By EMS1 Staff
ORLAND PARK, Ill. — The family of a woman who died after going without oxygen for 17 minutes filed a lawsuit against a call center and first responders.
Laurelyn Wagner-Pitts, 60, went into cardiac arrest July 30; she died in August after her family decided to take her off a ventilator. Her husband, Randy Pitts, called 911 after Wagner-Pitts began to make “funny noises and had a look on her face,” reported the Joliet Patch.
The suit states that the address placed into the computer-aided dispatch system was incorrect, even though Pitts had told the dispatcher where he lived. Pitts stayed on the line with the dispatcher while he waited for EMS to arrive, but said his wife was gasping for air, still awake and unresponsive.

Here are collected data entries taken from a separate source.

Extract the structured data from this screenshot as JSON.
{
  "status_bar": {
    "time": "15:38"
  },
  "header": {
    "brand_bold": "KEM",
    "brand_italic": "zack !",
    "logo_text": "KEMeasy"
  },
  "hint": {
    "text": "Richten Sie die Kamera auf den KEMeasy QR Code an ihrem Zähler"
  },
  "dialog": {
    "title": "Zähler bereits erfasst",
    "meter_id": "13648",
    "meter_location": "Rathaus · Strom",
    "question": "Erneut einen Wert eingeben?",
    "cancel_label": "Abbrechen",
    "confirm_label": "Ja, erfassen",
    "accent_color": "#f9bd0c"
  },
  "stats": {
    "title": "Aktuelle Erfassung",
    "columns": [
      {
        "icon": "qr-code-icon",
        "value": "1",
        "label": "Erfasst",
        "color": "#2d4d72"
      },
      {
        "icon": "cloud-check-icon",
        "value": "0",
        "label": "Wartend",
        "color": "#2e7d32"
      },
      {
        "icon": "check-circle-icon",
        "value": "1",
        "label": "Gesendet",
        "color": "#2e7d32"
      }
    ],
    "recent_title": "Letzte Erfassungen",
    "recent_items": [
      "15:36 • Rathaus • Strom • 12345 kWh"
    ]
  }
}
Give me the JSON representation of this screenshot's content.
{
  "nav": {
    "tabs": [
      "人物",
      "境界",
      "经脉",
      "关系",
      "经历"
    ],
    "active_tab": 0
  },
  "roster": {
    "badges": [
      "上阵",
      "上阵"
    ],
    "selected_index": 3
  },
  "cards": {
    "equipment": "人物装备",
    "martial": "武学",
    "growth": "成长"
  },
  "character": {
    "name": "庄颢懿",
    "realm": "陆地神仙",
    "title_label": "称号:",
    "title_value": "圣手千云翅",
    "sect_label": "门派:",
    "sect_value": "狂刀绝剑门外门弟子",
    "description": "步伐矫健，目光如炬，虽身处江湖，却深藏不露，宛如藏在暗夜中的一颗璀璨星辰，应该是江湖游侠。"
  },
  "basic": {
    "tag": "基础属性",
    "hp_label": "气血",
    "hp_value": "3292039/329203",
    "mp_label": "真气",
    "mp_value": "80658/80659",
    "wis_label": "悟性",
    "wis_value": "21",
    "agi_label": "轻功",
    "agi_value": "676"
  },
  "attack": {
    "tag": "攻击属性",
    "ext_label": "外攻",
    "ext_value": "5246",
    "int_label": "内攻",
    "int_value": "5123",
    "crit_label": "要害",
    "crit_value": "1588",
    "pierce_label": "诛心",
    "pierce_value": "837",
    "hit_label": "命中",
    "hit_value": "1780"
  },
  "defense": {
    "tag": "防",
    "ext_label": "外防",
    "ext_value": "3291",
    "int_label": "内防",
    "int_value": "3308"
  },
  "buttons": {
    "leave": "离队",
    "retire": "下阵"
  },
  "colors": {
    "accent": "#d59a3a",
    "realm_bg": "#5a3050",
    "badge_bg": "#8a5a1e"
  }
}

“The dispatcher operator realized she had dispatched the wrong [fire] department, which was much further away from the Orland Park address than other departments,” the suit states. “The Homer Fire Department had reached Lakeview Trail but could not find the home. The ambulance was canceled by dispatch.”
By the time a second ambulance had been dispatched, which was only three minutes away, 10 minutes had already passed and Wagner-Pitts had stopped breathing.
When paramedics arrived, the suit states that they “failed to use an automatic external defibrillator” on Wagner-Pitts. Crews transported her to a hospital, but 49 minutes had passed since the 911 call was placed.